In every case, a father or relative who signs a note in order to repay embezzled money will naturally do so with the criminal consequences uppermost in his mind. The signator's concern over the possibility of prosecution will always be present. Hence it requires little or no falsification for him to testify that the only reason he signed was to prevent the embezzler from going to prison or that he signed because of the agreement, normally implied, that the bonding company or employer would not press charges. I disagree with the rule of law that permits the note to be found invalid because it was signed for this allegedly illegal motive, asserted at the time of trial. The note should not be held to be unenforceable as against public policy. The only defense should be that of duress, that he signed under threats of prosecution. Otherwise it allows the defendant to act the role of initiator in obtaining the agreement and thereafter repudiate it because he obviously acted to prevent the embezzler from being prosecuted. The prosecuting attorney will prosecute, if charges are pressed. He will not act as a collection agency for every employer, victim of an *253 embezzlement or of a bad check cashed. The bonding company is interested in recouping its loss.
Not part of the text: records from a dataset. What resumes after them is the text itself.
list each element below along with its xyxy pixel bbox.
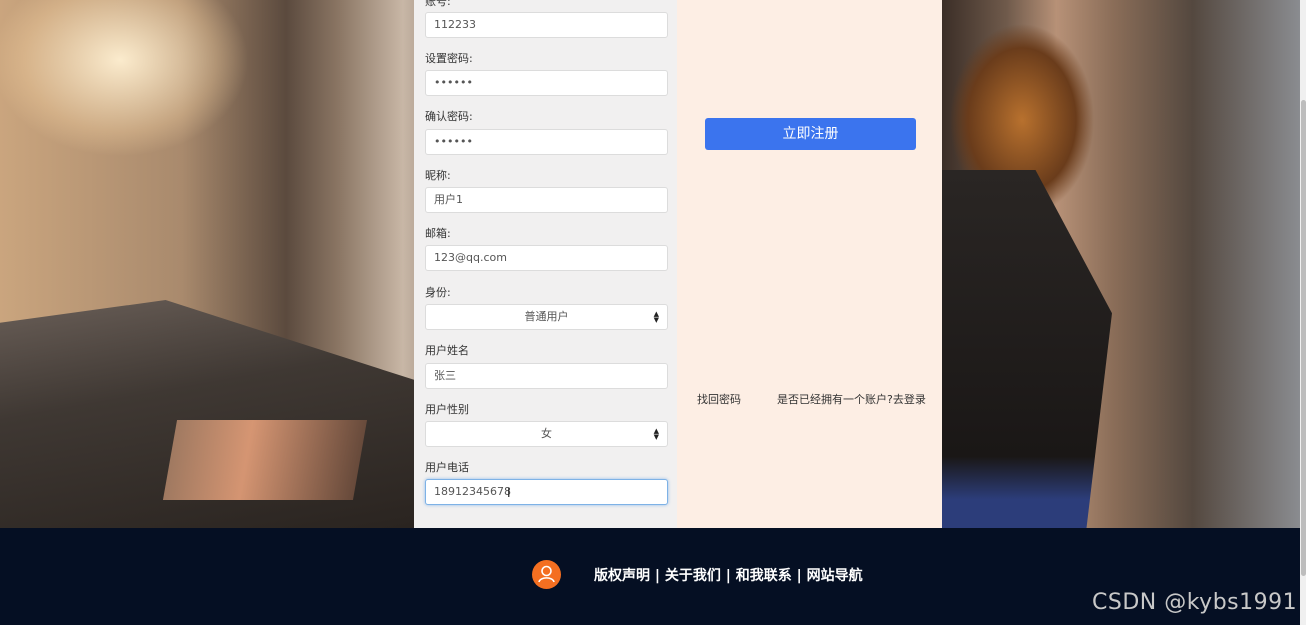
email-input[interactable]: 123@qq.com <box>425 245 668 271</box>
register-button[interactable]: 立即注册 <box>705 118 916 150</box>
gender-label: 用户性别 <box>425 403 469 416</box>
scrollbar-thumb[interactable] <box>1301 100 1306 576</box>
account-input[interactable]: 112233 <box>425 12 668 38</box>
register-side-panel <box>677 0 942 528</box>
login-link[interactable]: 是否已经拥有一个账户?去登录 <box>777 391 926 407</box>
phone-label: 用户电话 <box>425 461 469 474</box>
watermark: CSDN @kybs1991 <box>1092 590 1298 615</box>
password-label: 设置密码: <box>425 52 473 65</box>
password-input[interactable]: •••••• <box>425 70 668 96</box>
confirm-password-label: 确认密码: <box>425 110 473 123</box>
forgot-password-link[interactable]: 找回密码 <box>697 391 741 407</box>
account-label: 账号: <box>425 0 451 8</box>
phone-input[interactable]: 18912345678 <box>425 479 668 505</box>
gender-select-value: 女 <box>541 427 552 440</box>
email-label: 邮箱: <box>425 227 451 240</box>
confirm-password-input[interactable]: •••••• <box>425 129 668 155</box>
user-icon <box>532 560 561 589</box>
realname-input[interactable]: 张三 <box>425 363 668 389</box>
nickname-label: 昵称: <box>425 169 451 182</box>
footer-links[interactable]: 版权声明 | 关于我们 | 和我联系 | 网站导航 <box>594 565 863 585</box>
select-arrows-icon: ▲ ▼ <box>653 310 659 324</box>
select-arrows-icon: ▲ ▼ <box>653 427 659 441</box>
treadmill-console-image <box>162 420 368 500</box>
nickname-input[interactable]: 用户1 <box>425 187 668 213</box>
gender-select[interactable]: 女 ▲ ▼ <box>425 421 668 447</box>
role-select-value: 普通用户 <box>524 310 569 323</box>
text-cursor-icon: I <box>507 486 511 500</box>
realname-label: 用户姓名 <box>425 344 469 357</box>
role-select[interactable]: 普通用户 ▲ ▼ <box>425 304 668 330</box>
role-label: 身份: <box>425 286 451 299</box>
page-viewport: 账号: 112233 设置密码: •••••• 确认密码: •••••• 昵称:… <box>0 0 1300 625</box>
It is the unanimous general rule that a contract to repay the embezzled money is not of itself invalid. 32 A.L.R. 422. Yet we hold the note to be worthless because of the inevitable background of facts; a crime has been committed and both parties are more desirous of seeing the debt paid than putting the offender in jail. I would reverse the case for error in the instructions which allowed the jury to find that the note was against public policy.
Nothing said by this court in Payson Building & Loan Society v. Taylor, 87 Utah 302, 48 P.2d 894; Fox v. Piercey, 119 Utah 367, 227 P.2d 763, or Ellison v. Pingree, 64 Utah 468, 231 P. 827, indicates that we have yet adopted as public policy the rule herein stated.
HENRIOD, J., concurs with the concurring-dissenting opinion of WOLFE, C.J.